Add last_token_pos in llama_transformer (pytorch#11793)

jinook-song-meta · facebook-github-bot · commit 6273e8980f9f · 2025-07-04T11:50:37.000-07:00
Summary:

Add last_token_pos in the forward options.

Purpose:
* the last norm and output of lm-head can be performed with the last valid token at prefill.
* If the input sequence length is fixed when an accelerator doesn't support the dynamic shapes, selecting the last token from the input is not always guaranteed as valid. 
* Thus, it needs an additional pointer to select the last valid token only to perform the last norm and output.
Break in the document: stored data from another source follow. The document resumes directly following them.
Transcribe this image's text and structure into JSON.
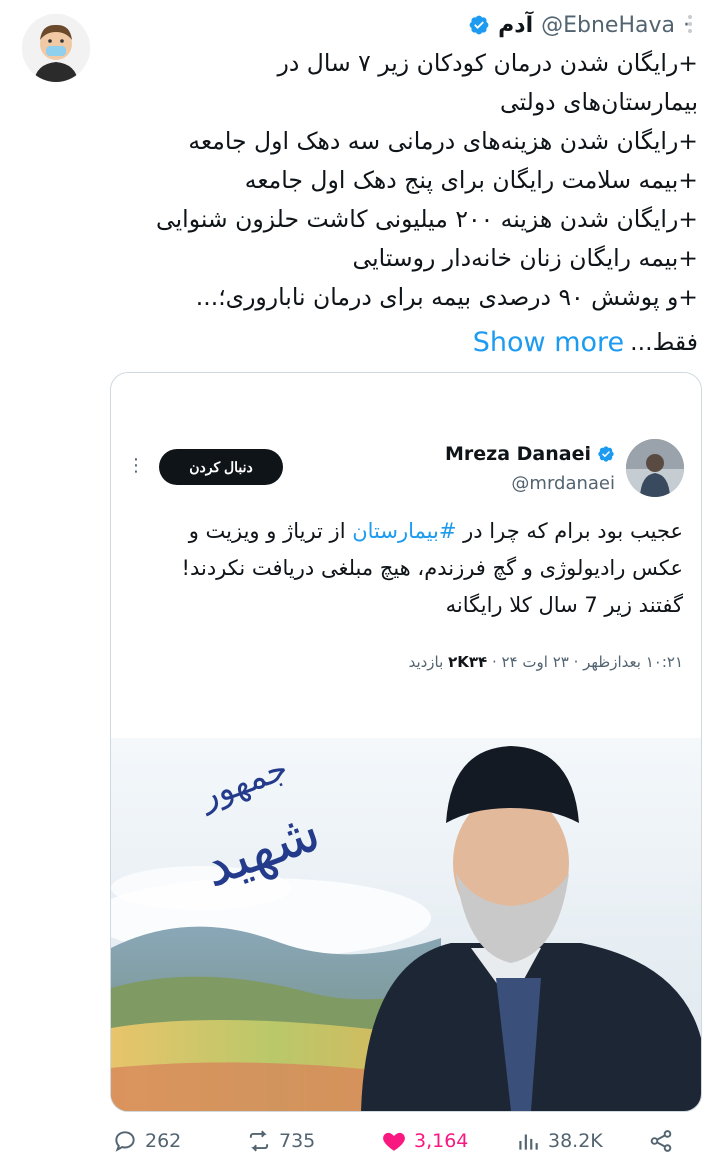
{
  "author": {
    "name": "آدم",
    "handle": "@EbneHava",
    "dot": "·"
  },
  "tweet": {
    "lines": [
      "+رایگان شدن درمان کودکان زیر ۷ سال در",
      "بیمارستان‌های دولتی",
      "+رایگان شدن هزینه‌های درمانی سه دهک اول جامعه",
      "+بیمه سلامت رایگان برای پنج دهک اول جامعه",
      "+رایگان شدن هزینه ۲۰۰ میلیونی کاشت حلزون شنوایی",
      "+بیمه رایگان زنان خانه‌دار روستایی",
      "+و پوشش ۹۰ درصدی بیمه برای درمان ناباروری؛..."
    ],
    "last_line": "فقط...",
    "show_more": "Show more"
  },
  "quote": {
    "name": "Mreza Danaei",
    "handle": "@mrdanaei",
    "follow_label": "دنبال کردن",
    "more_label": "⋮",
    "text_line1_prefix": "عجیب بود برام که چرا در ",
    "text_hashtag": "#بیمارستان",
    "text_line1_suffix": " از تریاژ و ویزیت و",
    "text_line2": "عکس رادیولوژی و گچ فرزندم، هیچ مبلغی دریافت نکردند!",
    "text_line3": "گفتند زیر 7 سال کلا رایگانه",
    "meta_time": "۱۰:۲۱ بعدازظهر · ۲۳ اوت ۲۴ · ",
    "meta_views_count": "۲K۳۴",
    "meta_views_label": " بازدید",
    "banner_calligraphy_1": "شهید",
    "banner_calligraphy_2": "جمهور"
  },
  "actions": {
    "replies": "262",
    "reposts": "735",
    "likes": "3,164",
    "views": "38.2K"
  },
  "colors": {
    "accent": "#1d9bf0",
    "like": "#f91880",
    "text": "#0f1419",
    "muted": "#536471"
  }
}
Reviewed By: JacobSzwejbka

Differential Revision: D76440105
diff --git a/examples/models/llama/attention.py b/examples/models/llama/attention.py
@@ -19,6 +19,7 @@ class ForwardOptions(TypedDict, total=False):
     freqs_sin_override: Optional[torch.Tensor]
     in_cache_state: Optional[Any]
     out_cache_state: Optional[Any]
+    last_valid_token_pos: Optional[torch.LongTensor]
 
 
 class Attention(nn.Module, ABC):
diff --git a/examples/models/llama/llama_transformer.py b/examples/models/llama/llama_transformer.py
@@ -204,7 +204,10 @@ def forward(
 
         if not self.generate_full_logits:
             # Only the last logit is used for the new generated token
-            h = h[:, -1, :]
+            if attn_options.get("last_valid_token_pos", None):
+                h = h[:, attn_options.get("last_valid_token_pos"), :]
+            else:
+                h = h[:, -1, :]
 
         h = self.norm(h)